3. El artículo 86 de la Constitución Política establece que toda persona tiene derecho a promover acción de tutela ante los jueces con miras a obtener la protección inmediata de sus derechos constitucionales fundamentales, cuando por acción u omisión le sean vulnerados o amenazados por cualquier autoridad pública o por particulares, en los casos previstos de forma expresa en la ley, siempre que no exista otro medio de defensa judicial o si existe, cuando la tutela se utilice como mecanismo transitorio para evitar la materialización de un perjuicio de carácter irremediable.
4. En el asunto puesto a consideración de la Sala, la inconformidad del demandante, en esencia, se dirige a atacar la decisión de 20 de noviembre de 2017, adoptada por el Juzgado Tercero Penal del Circuito Especializado de Bucaramanga, en el curso del juicio oral que se sigue en su contra por los presuntos delitos de hurto calificado y agravado, enriquecimiento ilícito de particulares, falsedad material en documento público y concierto para delinquir agravado, a través de la cual fue rechazada de plano la petición de nulidad propuesta por EDUARDO BARRIOS VALENCIA y se dispuso continuar las diligencias.
Afirma el quejoso que no obra dentro de la actuación en medio magnético la audiencia de inicio del juicio oral, lo cual vicia de nulidad la actuación, ya que ello le impide, según él conocer la teoría del caso de la Fiscalía, en contravía de sus derechos fundamentales.
5. Al respecto, es oportuno recordar que la acción de amparo de los derechos fundamentales, por principio general, es improcedente contra actuaciones y decisiones judiciales, máxime cuando contra ellas no se han ejercido y resuelto los recursos previstos en la ley.
Solamente se ha permitido la excepcional intervención, ante la ausencia de medios de defensa para lograr el amparo, o cuando existiendo, y considerando el caso concreto, se tornan ineficaces para conseguir la real e inmediata protección, desde luego que frente a determinaciones o actuaciones judiciales que puedan catalogarse como vías de hecho, que con la evolución jurisprudencial, pasaron a considerarse como causales genéricas y especiales de procedibilidad (CC. T-332/06).

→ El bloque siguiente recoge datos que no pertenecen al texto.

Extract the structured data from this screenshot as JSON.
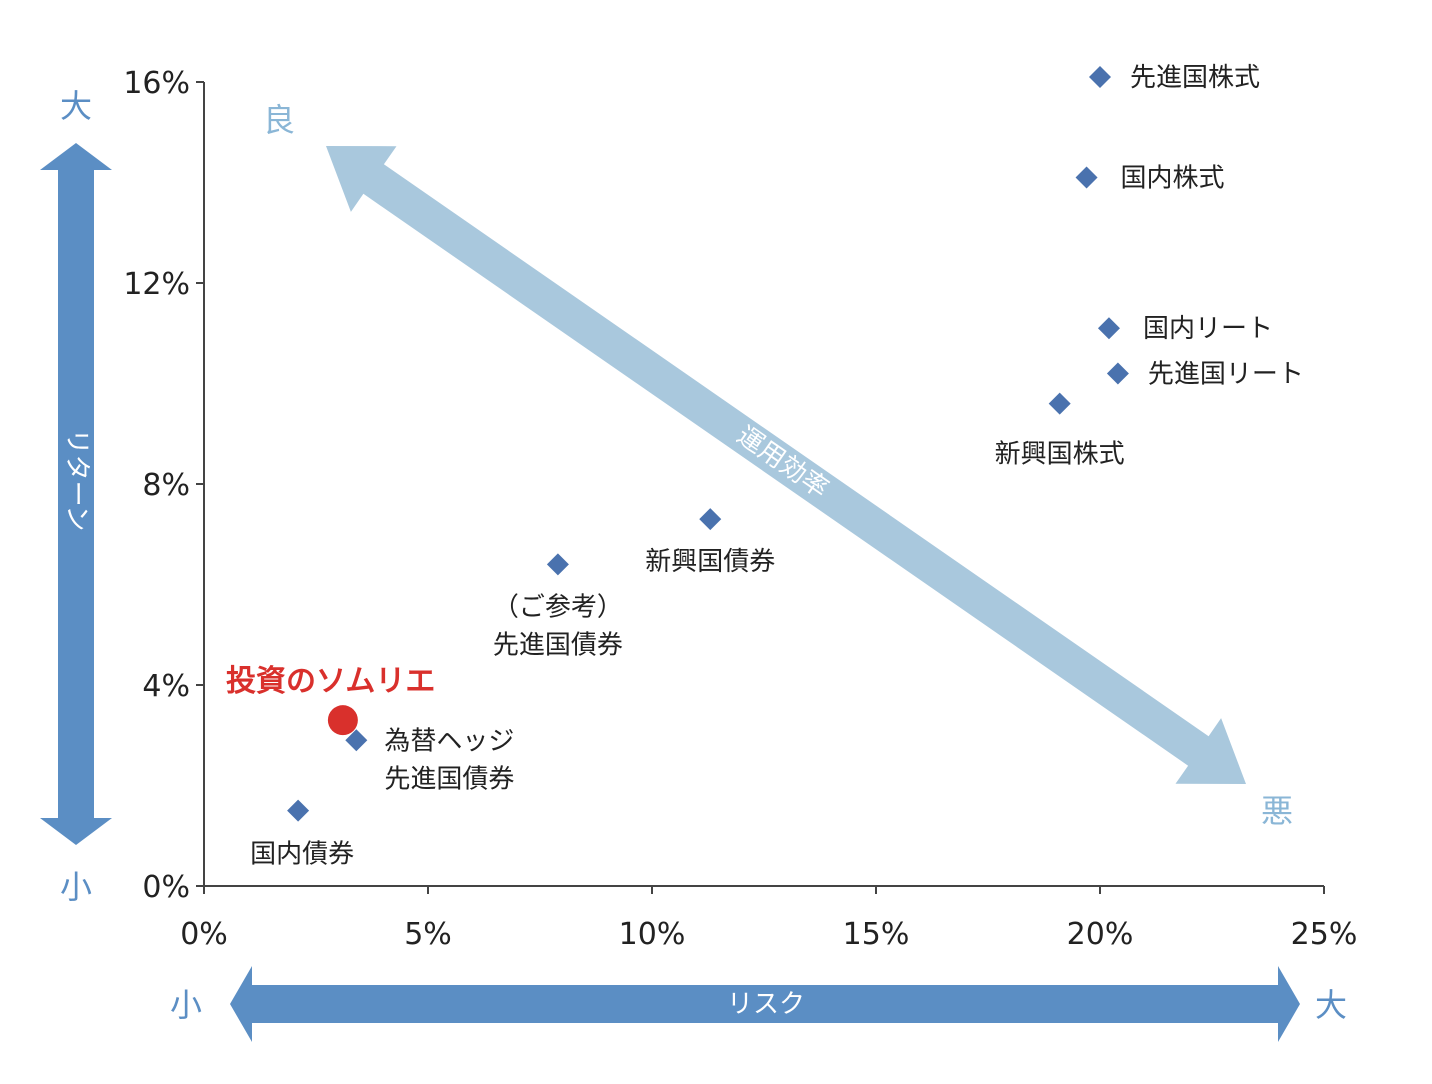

El proceso penal en curso le impide al demandante solicitar la protección constitucional, pues ello atenta contra los principios de residualidad y subsidiariedad que caracterizan este instrumento, según los cuales «esta acción solo procederá cuando el afectado no disponga de otro medio de defensa judicial» (artículo 86 Constitucional), precepto que es reafirmado por el artículo 6º del Decreto 2591 de 1991, al decir que «la acción de tutela no procederá: 1. Cuando existan otros recursos o medios de defensa judiciales».
6. Aquí, se tiene que la autoridad judicial accionada, con base en la independencia y autonomía que rigen la actividad de la Rama Judicial al tenor de la preceptiva contenida en el artículo 228 de la Carta Política, en el curso de la etapa de juzgamiento -en el curso del juicio oral- resolvió rechazar de plano la petición de nulidad propuesta por el procesado -en ejercicio de su derecho de defensa material-, al considerar que la nulidad propuesta no enfrenta la realidad procesal, cuando obra en la carpeta el registro magnético del acto de instalación del juicio oral y público que se realizó el 9 de mayo de 2017, cuya audiencia fue suspendida por problemas de servicio eléctrico; tal como se lee en la constancia secretarial, visible a folio 22 del cuaderno del Tribunal, de la siguiente manera:
«(…) SE DISPONE LA INSTALACIÓN DEL JUICIO ORAL FRENTE A LOS PROCESADOS (…) EDUARDO BARRIOS VALENCIA (…) OMITIENDOSE EL INTERROGATORIO A LOS PROCESADOS FRENTE A SU RESPONSABILIDAD COMO QUEIRA QUE NO HACEN PRESENCIA EN LA SALA DE AUDIENCIAS. A CONTINUACIÓN EL SEÑOR FISCAL PRESETE SU TEORÍA DEL CASO, LOS ABOGADOS DEFENSORES SE ABSTIENEN DE SU PRESENTACIÓN (…).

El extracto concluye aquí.